Date: Sunday, January 11, 2015
Time: 5:40 PM
Room: Esquire - Meeting House
Romain Guyot , IRD UMR DIADE, Montpellier cedex 5, France
Thibaud Darre , Institut de Recherche pour le Développement, Montpellier cedex 5, France
Dominique Crouzillat , Centre R&D Nestlé Tours, Tours, France
Michel Rigoreau , Centre R&D Nestlé Tours, Tours, France
Serge Hamon , Institut de Recherche pour le Développement, Montpellier Cedex 5, France
Alexandre de Kochko , Institut de Recherche pour le Développement, Montpellier cedex 5, France
Emmanuel Couturon , IRD UMR DIADE, Montpellier cedex 5, France
Perla Hamon , IRD UMR DIADE, Montpellier cedex 5, France
The genus Coffea is composed of 124 distinct species: 123 diploid and 1 polyploid species (Coffea arabica). They are classified into three botanical sections according to their geographic distribution: Eucoffea (West and Middle Central Africa), Mozambicoffea (East Africa) and Mascarocoffea (Indian Ocean Islands), and genome size variations are about 2-fold (C. humblotiana: 469 Mb and C. heterocalyx: 863 Mb for diploid species and 1,240 Mb for C. arabica). Despite the fact that the Coffea genus includes the world’s most traded agricultural product: coffee beans, the phylogeny, origin and evolution of species as well as their genome size variations remain particularly poorly understood. 
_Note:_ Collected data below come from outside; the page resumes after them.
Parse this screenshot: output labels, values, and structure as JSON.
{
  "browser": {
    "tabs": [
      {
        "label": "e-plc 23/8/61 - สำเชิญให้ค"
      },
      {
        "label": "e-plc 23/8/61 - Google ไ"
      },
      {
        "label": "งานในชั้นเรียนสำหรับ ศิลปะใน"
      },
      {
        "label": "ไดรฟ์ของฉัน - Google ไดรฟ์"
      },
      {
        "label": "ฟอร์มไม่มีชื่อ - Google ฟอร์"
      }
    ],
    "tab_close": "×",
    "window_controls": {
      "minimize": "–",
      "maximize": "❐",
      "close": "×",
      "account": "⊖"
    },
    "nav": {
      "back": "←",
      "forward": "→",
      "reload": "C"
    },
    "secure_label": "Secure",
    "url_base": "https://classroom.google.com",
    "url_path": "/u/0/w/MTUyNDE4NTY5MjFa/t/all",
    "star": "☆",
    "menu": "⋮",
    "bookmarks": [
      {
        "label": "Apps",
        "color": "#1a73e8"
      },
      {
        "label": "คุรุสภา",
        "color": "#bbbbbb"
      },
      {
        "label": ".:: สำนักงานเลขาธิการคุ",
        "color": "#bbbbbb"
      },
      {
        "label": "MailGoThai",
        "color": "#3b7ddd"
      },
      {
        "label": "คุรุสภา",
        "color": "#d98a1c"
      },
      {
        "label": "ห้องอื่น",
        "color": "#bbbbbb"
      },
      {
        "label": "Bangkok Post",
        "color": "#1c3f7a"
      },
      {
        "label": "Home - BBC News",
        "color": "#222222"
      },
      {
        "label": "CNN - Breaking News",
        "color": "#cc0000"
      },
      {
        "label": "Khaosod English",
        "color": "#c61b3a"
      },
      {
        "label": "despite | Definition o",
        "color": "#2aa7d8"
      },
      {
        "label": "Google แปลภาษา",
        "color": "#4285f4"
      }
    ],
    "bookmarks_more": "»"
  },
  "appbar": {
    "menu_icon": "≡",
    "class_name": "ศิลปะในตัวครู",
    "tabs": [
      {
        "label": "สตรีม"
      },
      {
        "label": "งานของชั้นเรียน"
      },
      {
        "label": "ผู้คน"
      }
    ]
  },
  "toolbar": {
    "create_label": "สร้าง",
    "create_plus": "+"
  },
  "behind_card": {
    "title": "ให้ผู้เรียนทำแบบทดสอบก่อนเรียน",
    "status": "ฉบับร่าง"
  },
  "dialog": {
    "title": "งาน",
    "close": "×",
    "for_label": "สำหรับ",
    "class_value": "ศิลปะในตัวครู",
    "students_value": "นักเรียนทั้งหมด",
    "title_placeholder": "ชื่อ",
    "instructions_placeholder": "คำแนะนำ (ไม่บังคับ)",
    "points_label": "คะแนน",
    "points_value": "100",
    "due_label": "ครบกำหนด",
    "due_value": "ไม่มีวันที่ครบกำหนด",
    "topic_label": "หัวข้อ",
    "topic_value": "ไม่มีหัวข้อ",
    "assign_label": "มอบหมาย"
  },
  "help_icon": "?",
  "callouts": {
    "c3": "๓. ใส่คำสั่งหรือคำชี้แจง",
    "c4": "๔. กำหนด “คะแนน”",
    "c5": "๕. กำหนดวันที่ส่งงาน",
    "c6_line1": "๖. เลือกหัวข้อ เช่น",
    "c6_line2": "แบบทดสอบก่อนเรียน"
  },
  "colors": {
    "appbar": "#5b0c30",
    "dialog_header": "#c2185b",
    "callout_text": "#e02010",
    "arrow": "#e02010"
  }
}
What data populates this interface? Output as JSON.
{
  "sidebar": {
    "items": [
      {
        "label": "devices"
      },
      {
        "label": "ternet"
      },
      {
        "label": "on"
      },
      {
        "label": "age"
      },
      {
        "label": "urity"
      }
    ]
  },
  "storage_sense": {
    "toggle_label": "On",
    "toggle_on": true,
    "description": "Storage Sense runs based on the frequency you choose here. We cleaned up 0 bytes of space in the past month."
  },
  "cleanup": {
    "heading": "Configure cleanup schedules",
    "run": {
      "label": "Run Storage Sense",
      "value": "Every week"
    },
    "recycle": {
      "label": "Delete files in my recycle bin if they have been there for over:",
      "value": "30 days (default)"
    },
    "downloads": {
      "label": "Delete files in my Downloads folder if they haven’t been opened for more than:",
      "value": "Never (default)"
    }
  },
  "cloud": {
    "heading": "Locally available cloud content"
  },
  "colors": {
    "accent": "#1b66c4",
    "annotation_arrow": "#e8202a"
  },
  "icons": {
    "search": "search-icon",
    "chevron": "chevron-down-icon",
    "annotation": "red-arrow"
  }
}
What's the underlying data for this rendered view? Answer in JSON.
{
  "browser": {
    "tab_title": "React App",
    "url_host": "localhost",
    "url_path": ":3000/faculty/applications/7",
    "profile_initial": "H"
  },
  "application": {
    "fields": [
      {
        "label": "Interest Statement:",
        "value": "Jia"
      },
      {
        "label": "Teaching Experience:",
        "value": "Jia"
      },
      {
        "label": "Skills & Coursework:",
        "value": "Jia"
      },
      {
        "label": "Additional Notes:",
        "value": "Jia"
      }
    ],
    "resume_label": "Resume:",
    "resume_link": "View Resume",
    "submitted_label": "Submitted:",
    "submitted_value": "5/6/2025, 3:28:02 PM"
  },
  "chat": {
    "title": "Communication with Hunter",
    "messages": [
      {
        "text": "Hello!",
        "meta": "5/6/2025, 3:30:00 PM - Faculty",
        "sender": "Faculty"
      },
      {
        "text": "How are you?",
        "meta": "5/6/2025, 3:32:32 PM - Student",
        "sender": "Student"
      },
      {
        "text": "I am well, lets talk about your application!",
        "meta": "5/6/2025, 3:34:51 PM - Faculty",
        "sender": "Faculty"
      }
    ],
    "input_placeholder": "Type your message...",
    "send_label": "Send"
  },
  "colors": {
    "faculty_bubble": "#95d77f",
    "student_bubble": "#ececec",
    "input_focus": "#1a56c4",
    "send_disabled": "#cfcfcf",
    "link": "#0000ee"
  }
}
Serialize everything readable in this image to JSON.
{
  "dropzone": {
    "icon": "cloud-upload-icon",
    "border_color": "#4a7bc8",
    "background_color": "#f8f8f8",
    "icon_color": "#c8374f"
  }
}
To study the evolution of Coffea species and analyze their transposable elements composition, we used the Roche 454 technology to perform a low-coverage sequencing (ranged between 5-10X) of 11 species representative of the geographic distribution of the genus. The composition and distribution of transposable elements were studied. Despite the previous assumption that transposable elements don’t seem to play an important role in genome size variation in Coffea, we found a clear variation of one LTR Retrotransposon family called SIRE: SIREs are abundant in Eucoffea but almost absent from Mozambicoffea while Mascarocoffea species are completely devoid of these elements. These results suggest that SIRE are involved in Coffea genome differentiation and the restructuring of the Eucoffea genomes.